Would Defunding the Police Prevent More Crime?

A protest march in Manhattan in support of Black Lives Matter
Ira L. Black/Corbis/Getty Images

Would Defunding the Police Prevent More Crime?

The movement ‘confuses correlation with causation.’

Recently elected St. Louis, Missouri, Mayor Tishaura Jones is committed to defunding the police because, as she told the Telegraph on May 19, “[m]ore police doesn’t prevent crime.” Jones plans on cutting $4 million from the city’s policing budget and shutting down one of its two prisons. This despite the fact that Missouri’s 262 killings in 2020 meant it had the highest murder rate in America for the sixth consecutive year.

“St. Louis needs a lot of help,” Jones said. But she wants to help it more through non-policing means. “Research done in the police department shows that 50 percent of calls can be answered by someone other than police. So why not deploy someone other than police, and free up police to do the work that they were trained to do in our academy?”

The budget cuts and prison closure will free up around $13 million for St. Louis. Instead of adding policemen, these funds will be used for mental health and social services. The implication is that these social programs will succeed where the police have supposedly failed.

Last summer’s Black Lives Matter protests popularized the crusade to defund the police. According to activist Mariame Kaba, this means the United States should “literally abolish the police” because otherwise “reform won’t happen.”

“Cut the number of police in half and cut their budget in half,” she wrote for the New York Times. “Fewer police officers equals fewer opportunities for them to brutalize and kill people.”

But such reform can’t happen in a day, so reducing policing budgets is the first step. More than 20 American cities have already taken it, reducing police budgets and reallocating the funds to welfare programs. And in almost every case, homicide rates have spiked.

Some studies do claim that more police officers don’t prevent crime. But as City Journal explains, these studies naively “confuse correlation with causality.” The hard data actually shows that “[h]iring more police officers allows departments to engage in community policing and proactive police strategies, such as concentrating more police officers in areas where crime is high,” which “have been shown in high-quality experimental research to reduce crime.”

Morgan Williams, an economist at New York University, agrees. His “scientifically objective” study found that not only does having more police result in less crime, it also means more black lives saved.

The study found that for about every 10 new police officers hired, at least one life was saved. Larger police forces saved twice as many black lives compared to white lives. African Americans tend to live in areas of high homicide rates, like St. Louis. Having more police in these areas would actually save black lives.

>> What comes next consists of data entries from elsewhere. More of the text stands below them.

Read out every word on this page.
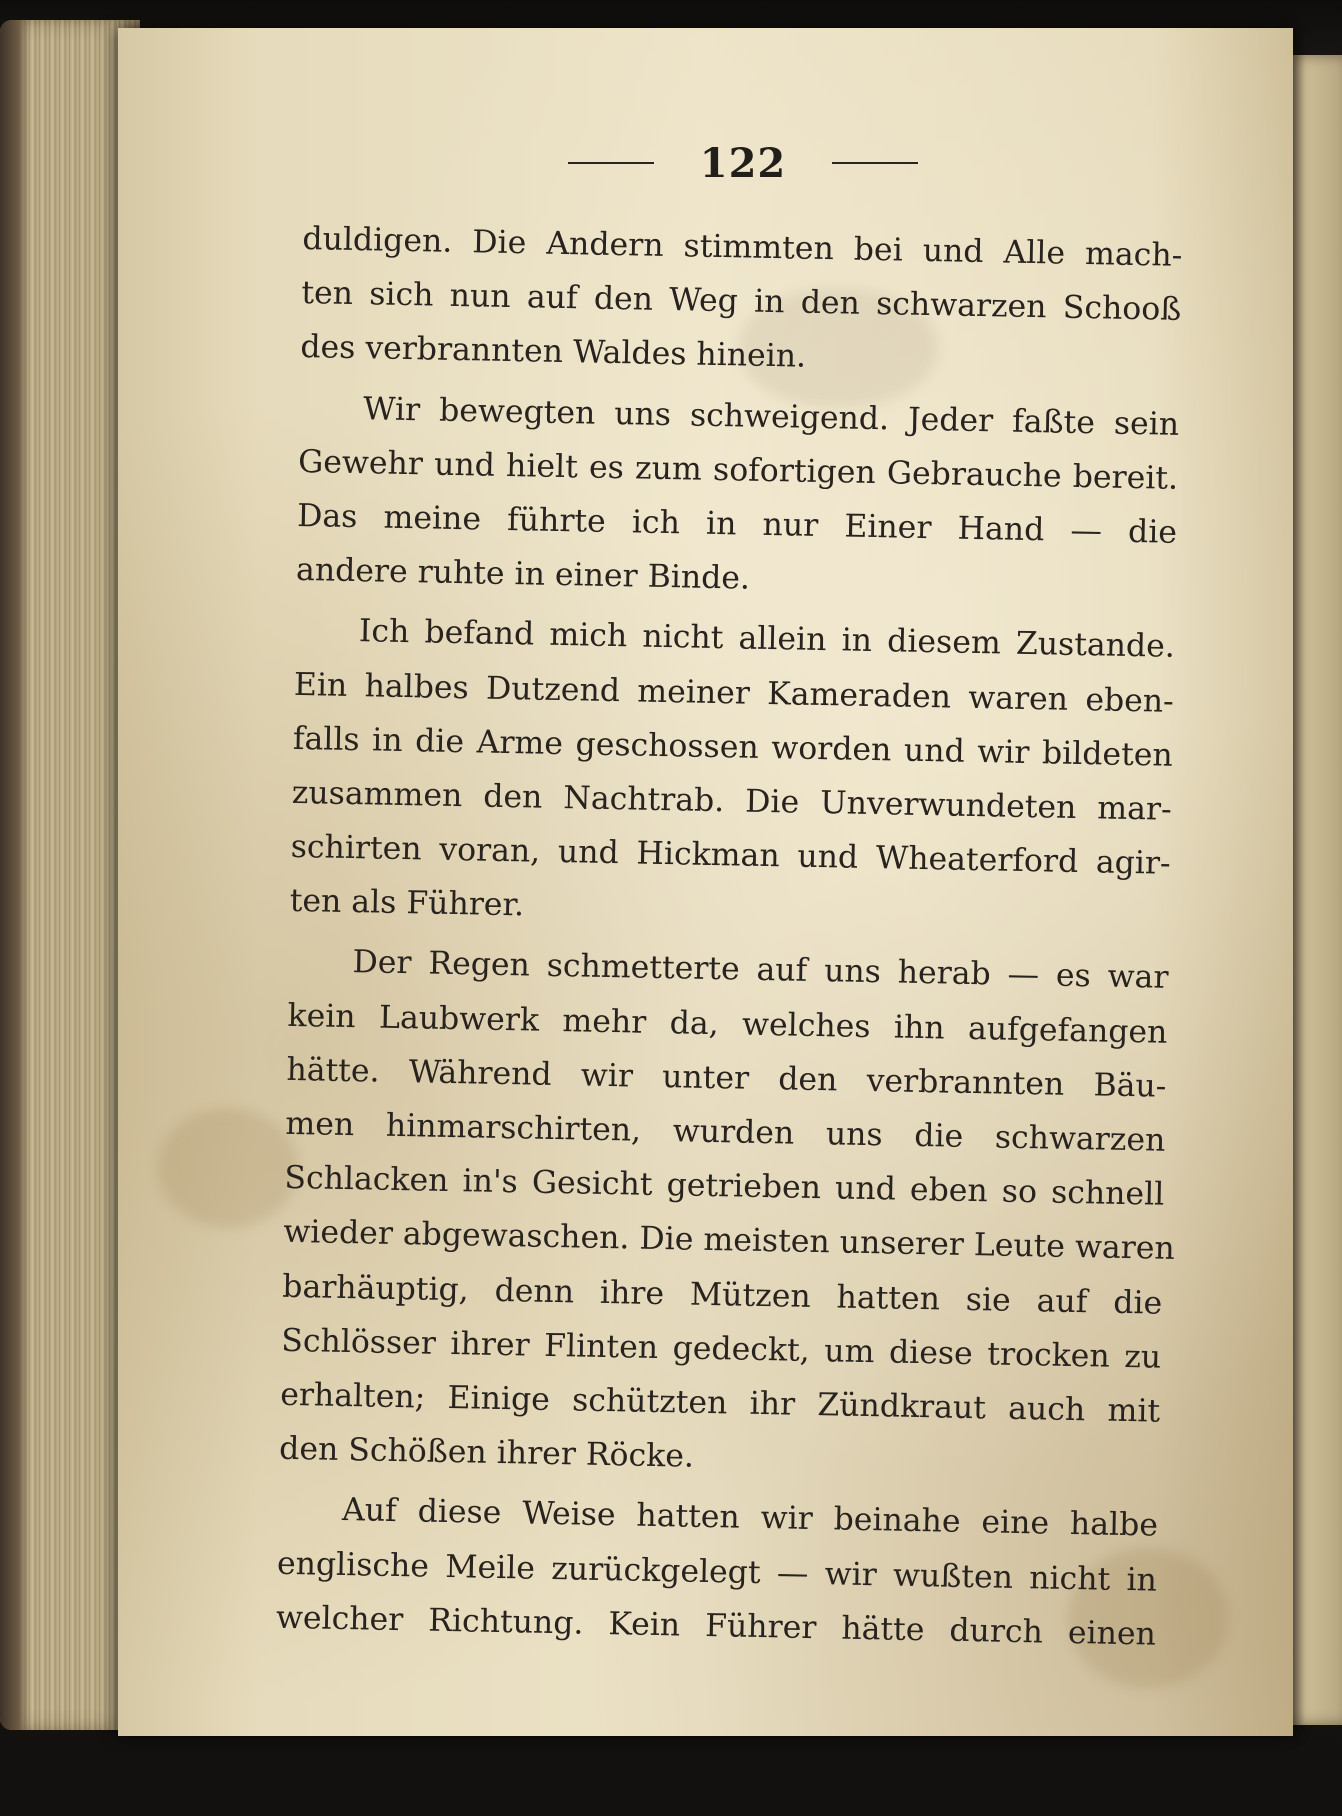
122
duldigen. Die Andern stimmten bei und Alle mach-
ten sich nun auf den Weg in den schwarzen Schooß
des verbrannten Waldes hinein.
Wir bewegten uns schweigend. Jeder faßte sein
Gewehr und hielt es zum sofortigen Gebrauche bereit.
Das meine führte ich in nur Einer Hand — die
andere ruhte in einer Binde.
Ich befand mich nicht allein in diesem Zustande.
Ein halbes Dutzend meiner Kameraden waren eben-
falls in die Arme geschossen worden und wir bildeten
zusammen den Nachtrab. Die Unverwundeten mar-
schirten voran, und Hickman und Wheaterford agir-
ten als Führer.
Der Regen schmetterte auf uns herab — es war
kein Laubwerk mehr da, welches ihn aufgefangen
hätte. Während wir unter den verbrannten Bäu-
men hinmarschirten, wurden uns die schwarzen
Schlacken in's Gesicht getrieben und eben so schnell
wieder abgewaschen. Die meisten unserer Leute waren
barhäuptig, denn ihre Mützen hatten sie auf die
Schlösser ihrer Flinten gedeckt, um diese trocken zu
erhalten; Einige schützten ihr Zündkraut auch mit
den Schößen ihrer Röcke.
Auf diese Weise hatten wir beinahe eine halbe
englische Meile zurückgelegt — wir wußten nicht in
welcher Richtung. Kein Führer hätte durch einen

Having more police officers also acts as an effective deterrent against crime. Therefore, adding more police would simultaneously keep black people off the streets and out of prison. This isn’t happening at present because most American cities are actually under-policed.

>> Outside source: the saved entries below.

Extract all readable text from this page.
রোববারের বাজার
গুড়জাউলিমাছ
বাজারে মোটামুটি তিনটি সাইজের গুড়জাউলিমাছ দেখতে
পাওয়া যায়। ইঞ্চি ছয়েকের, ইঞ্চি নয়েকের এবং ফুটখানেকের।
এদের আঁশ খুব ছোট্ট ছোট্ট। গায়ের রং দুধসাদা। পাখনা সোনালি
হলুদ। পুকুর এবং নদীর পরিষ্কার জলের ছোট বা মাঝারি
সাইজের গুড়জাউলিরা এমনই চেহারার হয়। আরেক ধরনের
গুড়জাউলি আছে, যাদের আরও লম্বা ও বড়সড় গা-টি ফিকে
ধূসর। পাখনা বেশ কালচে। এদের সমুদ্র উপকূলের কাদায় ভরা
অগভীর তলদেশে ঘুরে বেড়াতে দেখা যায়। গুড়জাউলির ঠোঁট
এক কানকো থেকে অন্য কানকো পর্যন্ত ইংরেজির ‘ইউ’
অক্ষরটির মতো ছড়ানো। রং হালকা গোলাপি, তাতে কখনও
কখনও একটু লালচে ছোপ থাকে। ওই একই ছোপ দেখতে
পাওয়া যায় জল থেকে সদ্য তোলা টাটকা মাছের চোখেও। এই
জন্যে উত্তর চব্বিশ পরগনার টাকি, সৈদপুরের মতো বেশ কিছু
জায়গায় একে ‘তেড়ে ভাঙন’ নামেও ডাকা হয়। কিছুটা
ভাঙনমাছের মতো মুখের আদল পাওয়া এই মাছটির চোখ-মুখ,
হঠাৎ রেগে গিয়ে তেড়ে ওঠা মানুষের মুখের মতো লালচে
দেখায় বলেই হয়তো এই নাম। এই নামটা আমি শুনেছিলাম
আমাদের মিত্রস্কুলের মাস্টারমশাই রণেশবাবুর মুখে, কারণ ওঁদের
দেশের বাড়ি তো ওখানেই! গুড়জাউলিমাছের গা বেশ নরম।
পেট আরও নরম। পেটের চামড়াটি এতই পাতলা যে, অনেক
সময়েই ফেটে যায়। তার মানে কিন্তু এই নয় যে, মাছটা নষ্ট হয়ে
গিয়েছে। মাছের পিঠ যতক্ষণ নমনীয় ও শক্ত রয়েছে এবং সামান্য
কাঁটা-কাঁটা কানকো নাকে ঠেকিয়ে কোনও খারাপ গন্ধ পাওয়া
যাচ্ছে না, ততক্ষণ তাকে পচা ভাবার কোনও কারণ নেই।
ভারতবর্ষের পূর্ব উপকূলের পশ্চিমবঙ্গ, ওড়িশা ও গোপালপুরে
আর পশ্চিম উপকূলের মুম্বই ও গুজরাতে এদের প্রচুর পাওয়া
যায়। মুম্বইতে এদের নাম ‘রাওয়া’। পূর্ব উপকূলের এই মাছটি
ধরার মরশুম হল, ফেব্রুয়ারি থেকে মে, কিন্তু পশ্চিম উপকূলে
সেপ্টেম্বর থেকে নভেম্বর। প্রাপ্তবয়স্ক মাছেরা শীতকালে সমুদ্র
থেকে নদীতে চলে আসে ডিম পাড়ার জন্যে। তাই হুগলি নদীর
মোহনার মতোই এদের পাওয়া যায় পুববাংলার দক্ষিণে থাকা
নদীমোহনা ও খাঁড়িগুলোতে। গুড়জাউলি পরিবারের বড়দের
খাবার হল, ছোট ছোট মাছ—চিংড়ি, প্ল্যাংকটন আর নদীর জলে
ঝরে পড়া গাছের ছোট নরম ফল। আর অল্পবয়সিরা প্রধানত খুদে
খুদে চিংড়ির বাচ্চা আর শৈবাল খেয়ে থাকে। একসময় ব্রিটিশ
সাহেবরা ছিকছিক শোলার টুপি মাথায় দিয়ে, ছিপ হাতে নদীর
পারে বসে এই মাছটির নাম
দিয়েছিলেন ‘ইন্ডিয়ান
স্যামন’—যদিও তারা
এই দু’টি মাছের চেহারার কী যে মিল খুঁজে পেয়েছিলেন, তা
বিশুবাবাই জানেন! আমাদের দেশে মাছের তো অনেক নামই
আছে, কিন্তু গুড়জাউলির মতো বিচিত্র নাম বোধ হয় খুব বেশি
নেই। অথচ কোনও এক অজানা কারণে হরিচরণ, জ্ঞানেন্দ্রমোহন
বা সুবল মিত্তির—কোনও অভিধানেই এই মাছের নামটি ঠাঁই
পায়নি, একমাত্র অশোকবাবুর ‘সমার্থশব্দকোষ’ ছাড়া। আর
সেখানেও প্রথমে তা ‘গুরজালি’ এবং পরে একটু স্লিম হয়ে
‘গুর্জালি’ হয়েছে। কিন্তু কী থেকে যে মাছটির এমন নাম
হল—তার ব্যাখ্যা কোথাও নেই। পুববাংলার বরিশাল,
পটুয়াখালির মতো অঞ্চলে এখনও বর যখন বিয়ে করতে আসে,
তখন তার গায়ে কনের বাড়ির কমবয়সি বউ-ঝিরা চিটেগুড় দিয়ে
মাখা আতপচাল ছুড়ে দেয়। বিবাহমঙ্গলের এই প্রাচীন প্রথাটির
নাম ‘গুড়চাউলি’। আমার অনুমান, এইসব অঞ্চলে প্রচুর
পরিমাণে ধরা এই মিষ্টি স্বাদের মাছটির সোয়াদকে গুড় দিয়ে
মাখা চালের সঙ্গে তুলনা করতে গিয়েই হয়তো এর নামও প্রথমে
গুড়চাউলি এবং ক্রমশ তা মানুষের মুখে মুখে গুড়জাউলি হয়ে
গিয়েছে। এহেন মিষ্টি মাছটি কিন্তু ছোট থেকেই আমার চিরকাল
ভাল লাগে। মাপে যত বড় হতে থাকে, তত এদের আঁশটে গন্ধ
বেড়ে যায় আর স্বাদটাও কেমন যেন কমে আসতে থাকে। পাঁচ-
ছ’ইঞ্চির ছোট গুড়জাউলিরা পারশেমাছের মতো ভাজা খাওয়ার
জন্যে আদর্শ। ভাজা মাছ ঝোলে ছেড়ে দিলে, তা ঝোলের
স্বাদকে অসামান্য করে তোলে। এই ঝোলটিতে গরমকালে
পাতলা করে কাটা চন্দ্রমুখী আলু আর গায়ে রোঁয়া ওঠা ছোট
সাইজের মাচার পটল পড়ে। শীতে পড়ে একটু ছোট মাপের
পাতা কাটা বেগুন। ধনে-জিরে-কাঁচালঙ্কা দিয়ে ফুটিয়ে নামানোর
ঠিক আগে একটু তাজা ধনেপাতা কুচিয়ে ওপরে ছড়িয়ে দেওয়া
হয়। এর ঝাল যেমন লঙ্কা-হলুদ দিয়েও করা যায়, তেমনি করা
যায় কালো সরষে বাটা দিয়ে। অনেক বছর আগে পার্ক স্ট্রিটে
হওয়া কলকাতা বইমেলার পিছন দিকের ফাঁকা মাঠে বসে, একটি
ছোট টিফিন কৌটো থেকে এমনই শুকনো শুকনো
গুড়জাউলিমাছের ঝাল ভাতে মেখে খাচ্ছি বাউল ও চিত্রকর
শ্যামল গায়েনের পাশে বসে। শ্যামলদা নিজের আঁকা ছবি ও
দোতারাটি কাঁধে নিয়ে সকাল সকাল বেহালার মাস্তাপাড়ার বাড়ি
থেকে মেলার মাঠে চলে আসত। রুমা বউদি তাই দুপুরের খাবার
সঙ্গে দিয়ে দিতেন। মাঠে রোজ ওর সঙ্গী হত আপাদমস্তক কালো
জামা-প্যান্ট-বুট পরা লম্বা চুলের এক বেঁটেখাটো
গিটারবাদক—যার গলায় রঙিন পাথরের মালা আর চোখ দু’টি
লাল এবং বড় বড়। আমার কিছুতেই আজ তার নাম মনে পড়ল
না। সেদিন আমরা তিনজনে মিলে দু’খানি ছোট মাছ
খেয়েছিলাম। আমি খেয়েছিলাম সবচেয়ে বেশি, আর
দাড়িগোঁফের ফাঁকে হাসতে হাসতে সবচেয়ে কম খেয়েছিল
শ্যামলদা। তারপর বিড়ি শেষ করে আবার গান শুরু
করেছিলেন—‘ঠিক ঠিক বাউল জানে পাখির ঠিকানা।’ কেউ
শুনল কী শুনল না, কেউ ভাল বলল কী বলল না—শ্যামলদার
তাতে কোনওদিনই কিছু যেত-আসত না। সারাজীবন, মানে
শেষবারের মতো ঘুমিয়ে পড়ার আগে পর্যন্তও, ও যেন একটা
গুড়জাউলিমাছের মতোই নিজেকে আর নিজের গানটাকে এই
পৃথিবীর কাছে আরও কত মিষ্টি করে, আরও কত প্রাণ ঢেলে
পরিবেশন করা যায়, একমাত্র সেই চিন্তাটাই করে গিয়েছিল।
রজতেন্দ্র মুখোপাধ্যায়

The facts also show that hiring more police officers prevents serious crimes like rape, aggravated assault and robbery. One study in Washington, D.C., found that increasing police by 10 percent leads to a better than 3 percent reduction in property crimes and assaults. Another found that increasing police in the French Quarter of New Orleans led to significant drops in robbery, burglary and theft.

There are bad, irresponsible policemen out there. Training responsible and professional police officers is crucial. But the widespread belief that racism is endemic in law enforcement is baseless (see our infographic on the myth of black genocide). The purported “solution” of defunding the police is only the first step down a very slippery slope. At its bottom, there won’t be any policemen left, just anarchy.

In “Police Under Attack,” Trumpet editor in chief Gerald Flurry wrote:

It would be overstating it to say there is no racism among America’s law enforcement officers. But there are some few people who are scrutinizing and magnifying this issue for evil purposes. They are using it dishonestly to explain or excuse some terrifyingly dangerous behavior. They are stirring up emotion and anger—but none of it is truly intended to solve the problem.

The results are inciting evils that are quickly becoming far worse than those they purport to solve! The nation’s police are being undermined in ways that will prove devastating to our cities in particular.

America’s law enforcement is under attack.

God is allowing this attack because of America’s sins. As Herbert W. Armstrong explains in The United States and Britain in Prophecy (request your free copy), America has a long history with God. The people of America and Britain are the primary descendants of ancient Israel. God promised them wonderful blessings for obedience. But He also warned that disobedience would result in curses and the loss of all those blessings.

One look at present-day America and its disobedience to God is immediately evident. God calls it “sick” and even compares it to the ancient sinful cities Sodom and Gomorrah (Isaiah 1:5, 10).

This condition portends dire prophetic consequences that have already begun to be fulfilled: “Your country is desolate, your cities are burned with fire …” (verse 7). Last summer’s “peaceful protests” gave us a glimpse into this rapidly approaching reality. The movement to defund the police is fuel for the flames.

Only God can heal this sickness. Notice 2 Chronicles 7:14: “If my people, which are called by my name, shall humble themselves, and pray, and seek my face, and turn from their wicked ways; then will I hear from heaven, and will forgive their sin, and will heal their land.”